A real highlight was filling the warehouse that went on to become the now very smart Second Home, with 700 tech startups dressed up as Alice and Wonderland characters, for a huge tech party. I worked with many stakeholders in the ecosystem including Tech City before the expansion of Tech North and now of course a rebrand to Tech Nation.
I left London at the end of 2016 and tried my hand at the ‘digital ‘nomad’ lifestyle, working as a freelance marketing and community manager while travelling from India to Indonesia, China to Cuba and a lot of other wonderful places. I also set up my own company Little Red, supporting and running retreats to encourage wellness and personal development.
Other than that all you need to know is I’m a foodie and I love to sing! Since moving to the South West, I’ve been excited to try all the amazing restaurants and cafes on offer and have joined the Bristol Show Choir which I adore.
What wins have you had since starting? What impact have they made?
I moved to Bristol the day I started the job, so a lot of what I’ve been doing so far is trying to integrate myself into the existing community. What I have found is that everyone in the South West is incredibly generous with their time, the connections they make and the warmth with which I feel I’ve been welcomed.
I was recently in London for the Rising Stars finals and was incredibly proud when two South West companies – Metasonics (Bristol) and People Matter (Bournemouth) – were announced as winners.
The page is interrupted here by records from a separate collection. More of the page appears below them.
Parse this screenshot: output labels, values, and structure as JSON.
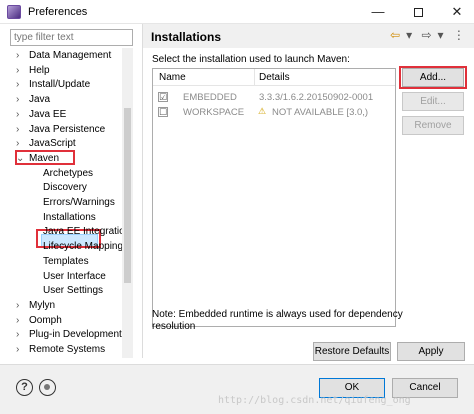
{
  "window": {
    "title": "Preferences",
    "controls": {
      "minimize": "—",
      "close": "✕"
    }
  },
  "sidebar": {
    "filter_placeholder": "type filter text",
    "items": [
      {
        "label": "Data Management",
        "level": "top",
        "arrow": "›"
      },
      {
        "label": "Help",
        "level": "top",
        "arrow": "›"
      },
      {
        "label": "Install/Update",
        "level": "top",
        "arrow": "›"
      },
      {
        "label": "Java",
        "level": "top",
        "arrow": "›"
      },
      {
        "label": "Java EE",
        "level": "top",
        "arrow": "›"
      },
      {
        "label": "Java Persistence",
        "level": "top",
        "arrow": "›"
      },
      {
        "label": "JavaScript",
        "level": "top",
        "arrow": "›"
      },
      {
        "label": "Maven",
        "level": "top",
        "arrow": "⌄"
      },
      {
        "label": "Archetypes",
        "level": "child"
      },
      {
        "label": "Discovery",
        "level": "child"
      },
      {
        "label": "Errors/Warnings",
        "level": "child"
      },
      {
        "label": "Installations",
        "level": "child"
      },
      {
        "label": "Java EE Integration",
        "level": "child"
      },
      {
        "label": "Lifecycle Mapping",
        "level": "child"
      },
      {
        "label": "Templates",
        "level": "child"
      },
      {
        "label": "User Interface",
        "level": "child"
      },
      {
        "label": "User Settings",
        "level": "child"
      },
      {
        "label": "Mylyn",
        "level": "top",
        "arrow": "›"
      },
      {
        "label": "Oomph",
        "level": "top",
        "arrow": "›"
      },
      {
        "label": "Plug-in Development",
        "level": "top",
        "arrow": "›"
      },
      {
        "label": "Remote Systems",
        "level": "top",
        "arrow": "›"
      }
    ]
  },
  "page": {
    "title": "Installations",
    "nav_icons": {
      "back": "⇦",
      "back_menu": "▾",
      "forward": "⇨",
      "forward_menu": "▾",
      "view_menu": "⋮"
    },
    "description": "Select the installation used to launch Maven:",
    "table": {
      "headers": {
        "name": "Name",
        "details": "Details"
      },
      "rows": [
        {
          "checked": "☑",
          "name": "EMBEDDED",
          "warn": "",
          "details": "3.3.3/1.6.2.20150902-0001"
        },
        {
          "checked": "☐",
          "name": "WORKSPACE",
          "warn": "⚠",
          "details": "NOT AVAILABLE [3.0,)"
        }
      ]
    },
    "buttons": {
      "add": "Add...",
      "edit": "Edit...",
      "remove": "Remove"
    },
    "note": "Note: Embedded runtime is always used for dependency resolution",
    "restore_defaults": "Restore Defaults",
    "apply": "Apply"
  },
  "footer": {
    "help_icon": "?",
    "ok": "OK",
    "cancel": "Cancel"
  },
  "watermark": "http://blog.csdn.net/qiufeng_ong",
  "colors": {
    "highlight_red": "#e0303a",
    "selection_blue": "#cce8ff",
    "warning_yellow": "#d0a000"
  }
}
A few days later I was at the Impact Awards; not only did Margot James (Minister for Digital and the Creative Industries) mention the strengthening regional clusters, but Paul Miller, CEO of Bethnal Green Ventures, also used Bristol-based company Lettus Grow as his example of exciting technologies.
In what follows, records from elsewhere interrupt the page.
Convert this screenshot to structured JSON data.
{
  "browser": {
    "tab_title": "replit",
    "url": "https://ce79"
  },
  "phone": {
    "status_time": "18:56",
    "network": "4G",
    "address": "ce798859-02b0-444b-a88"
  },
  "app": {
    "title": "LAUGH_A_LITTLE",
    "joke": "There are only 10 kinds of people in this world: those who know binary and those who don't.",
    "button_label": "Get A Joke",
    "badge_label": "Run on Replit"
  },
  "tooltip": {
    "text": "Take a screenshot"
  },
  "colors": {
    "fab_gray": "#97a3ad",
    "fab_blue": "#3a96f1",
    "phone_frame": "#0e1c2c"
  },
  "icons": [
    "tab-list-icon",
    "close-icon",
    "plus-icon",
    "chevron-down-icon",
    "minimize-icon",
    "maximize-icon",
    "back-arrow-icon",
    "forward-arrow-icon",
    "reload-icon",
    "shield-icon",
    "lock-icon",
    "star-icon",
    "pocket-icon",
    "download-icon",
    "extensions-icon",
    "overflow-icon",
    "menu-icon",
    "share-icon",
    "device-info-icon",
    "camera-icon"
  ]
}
Day-to-day there are small wins from making valuable introductions, sign-posting entrepreneurs to relevant resources and giving feedback, advice and encouragement, and with time and an increased understanding of the South West tech ecosystem, we’ll see more and more value and impact from this role.
Have you met any exciting companies?
The South West is full of really exciting technology from robotics to quantum computing, cyber to silicon chips. There’s a bunch of cool green technology like Bristol’s most recent unicorn Ovo Energy and, as I previously mentioned, Lettus Grow delivers aeroponic solutions for indoor farming.
I’ve been incredibly impressed by the support companies are giving each other. For example I visited Steve, the CEO of Ultrahaptics which has raised £65m of investment for their mid-air touch technology. Earlier that day I had met Zara from Gap Square, tackling the issues of pay gap and diversity in business. Both companies spoke highly of each other and it transpired that Steve is on Zara’s board. There is a real sense of teogetherness here in the South West which for me is really exciting.
What challenges are founders facing in your region?
Like everywhere funding is a struggle but with the lure of incredibly intelligent tech coming out of the South West, I’m optimistic that that is changing.
Poor transport and infrastructure across what is a fairly rural dominated region makes it more difficult to access events, talent and funding. It seems a small thing but to get to an event such as the recent Pitch@Palace in Exeter, when there are bus replacement rail services from Taunton, “popping down” suddenly becomes four hours of commuting and for anyone with disabilities to deal with on top, travel can become not only time consuming but also very expensive.
Hiring relevant skills is a challenge I hear repeated again and again and it’s a symptom of the rapid growth of tech companies, competing for the best talent, in pools that can’t quite keep up. There are a lot of really great Universities in the South West but the concern is that graduates’ skills are too quickly outdated, and they aren’t “work-ready”, meaning that apprenticeships and high quality work experience placement are hugely important. To end on a positive note, some amazing organisations such Bath’s Mayden Academy and Rocket Makers provide training and support to companies in need of technical skills.